Mitsubishi’s problem: Australians don’t know what plug-in hybrids are

Mitsubishi Australia concedes there’s limited market awareness of its plug-in hybrid vehicles (PHEV), after seven years on sale and around 4000 Outlander PHEV deliveries. 

In fact the company has found there isn’t really a great deal of market familiarity around plug-in hybrids in general – compared to popular Toyota-style regular hybrids, or Tesla-style electric cars which are each well understood.

Mitsubishi’s findings are reflected in the sales data, which shows cheaper regular hybrids and more expensive electric vehicles both outsell PHEVs convincingly, particularly the former.

This is a problem for the company given it’s launching a second PHEV, the smaller Eclipse Cross PHEV now, and a second-generation seven-seat Outlander Plug-in Hybrid EV with longer electric range in early 2022

In a presentation this week, the company added its market research showed Toyota and Tesla dominated “muscle memory” around the term ‘EV’.

This suggests buyers have been led to believe that a Camry Hybrid and Model 3 EV are somehow a similar proposition. 

“We’re quite open admitting the challenge of PHEV, we were very early to the market with PHEV and had quite a learning experience over the last number of years,” Mitsubishi Australia’s head of product strategy Owen Thomson told us.

As recently as two years ago a Mitsubishi internal survey found about 75 per cent considered themselves to have little to no familiarity with PHEVs, in terms of how they work and where to get one.

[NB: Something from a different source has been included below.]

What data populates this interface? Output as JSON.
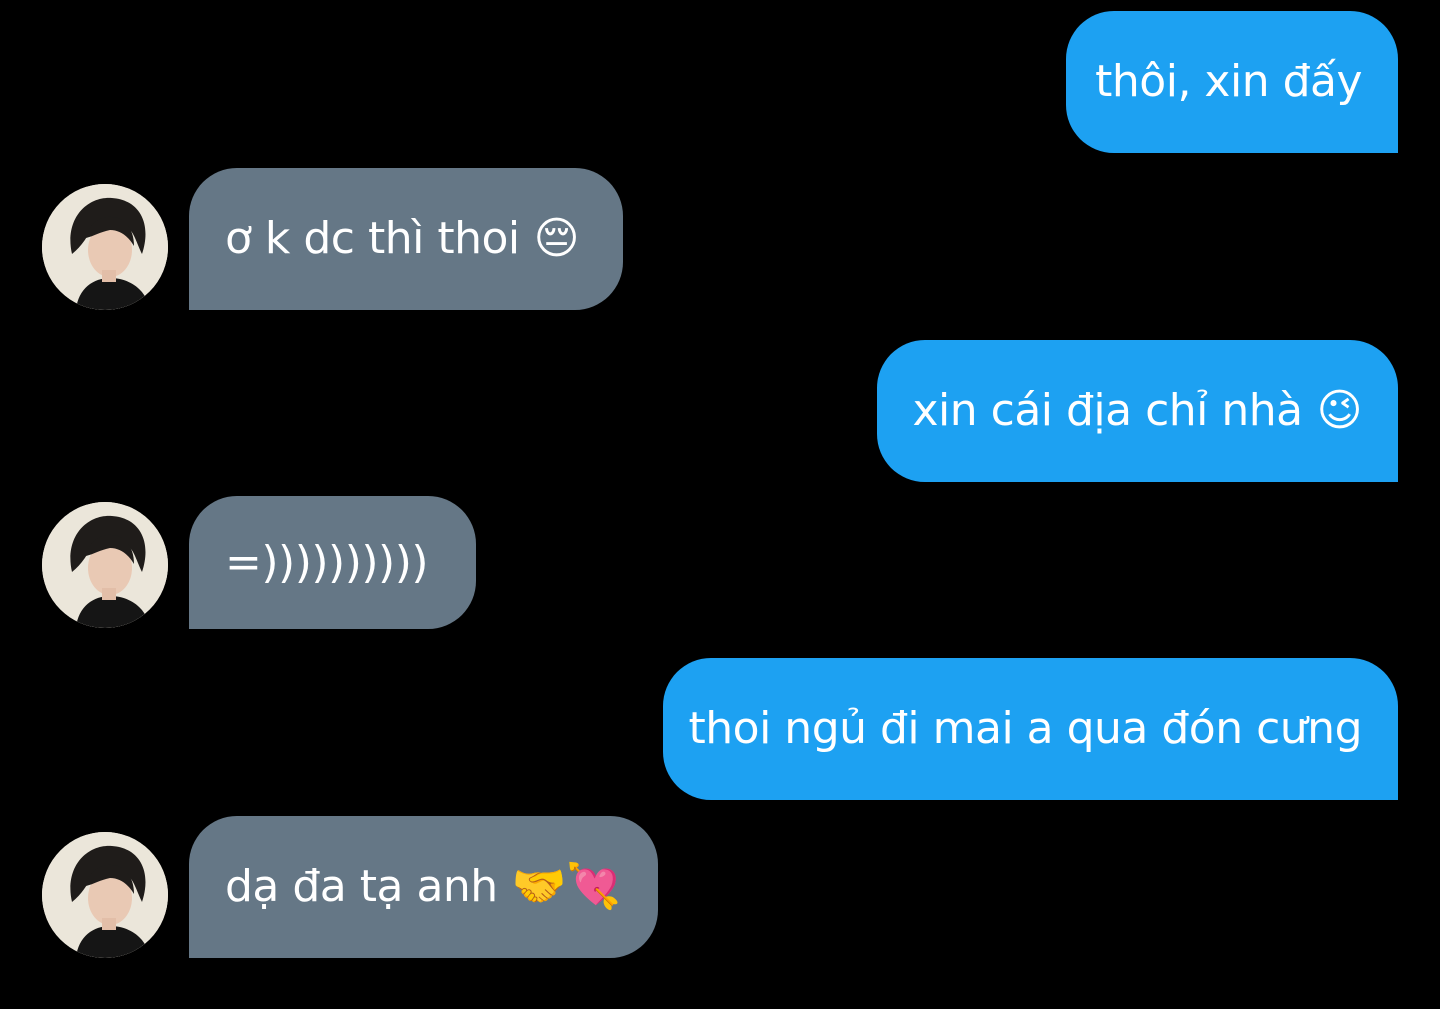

“Our real challenge is to educate the market as to what a PHEV really is. There’s a lot more awareness around electrification than there was,” Mr Thomson added.

“[Still] there’s a lack of familiarity with the buyers around what plug-in hybrid EV vehicles actually are…”

The company has said one possible failing was its use of the term ‘PHEV’ – pronounced either ‘pee aitch ee vee’ or ‘fev’ – without sufficient context and cut through. Expect a major communications change. 

“It’s kind of caused some confusion because people don’t know what it actually means,” added Mr Thomson. 

“So we’re pivoting all our communications going forward to use the term ‘plug in hybrid EV’ which simplifies our messages and creates consistency.”

In short: electric cars run on batteries, while hybrids use a small battery and motor to assist a dominant petrol engine with no option for external charging (brake-energy recuperation handles this).

A plug-in hybrid uses a wall-rechargeable battery to power it on daily trips and has a petrol engine backup for long journeys, so it bisects the two more popular technologies.

While it naturally has a strong vested interest in pushing PHEV technologies, Mitsubishi claims they’re a crucial gateway to the wider take-up of full-electric vehicles in the Australian market.

The company cites a more recent survey it commissioned of existing Outlander PHEV owners that found 83 per cent of them intend to buy an EV as their next car.

If the survey data is correct there are thus around 3150 potential EV buyers in the subset either already driving one, or looking to do so.

Further interesting findings from the Australian market survey include:

  • The average respondent drove 155km per week, with 131km of those in EV mode
  • 73 per cent of Outlander PHEV drivers plug in once a day or more often, with 99 per cent using home charging points most of the time

“The data indicates that PHEVs provide a catalyst for future EV uptake by helping familiarise consumers with electric vehicles and make them more likely to purchase another one,” the company claims.

“It is clear that plug-in hybrid technology is a critical factor in encouraging drivers along the path towards low and zero emissions technology.”

Competitors coming soon (or here now) include PHEV versions of the MG HS, Hyundai Ioniq, Kia Niro and Sorento, Peugeot 3008, Ford Escape, Mini Countryman, Mercedes-Benz A-Class, and Volvo XC40.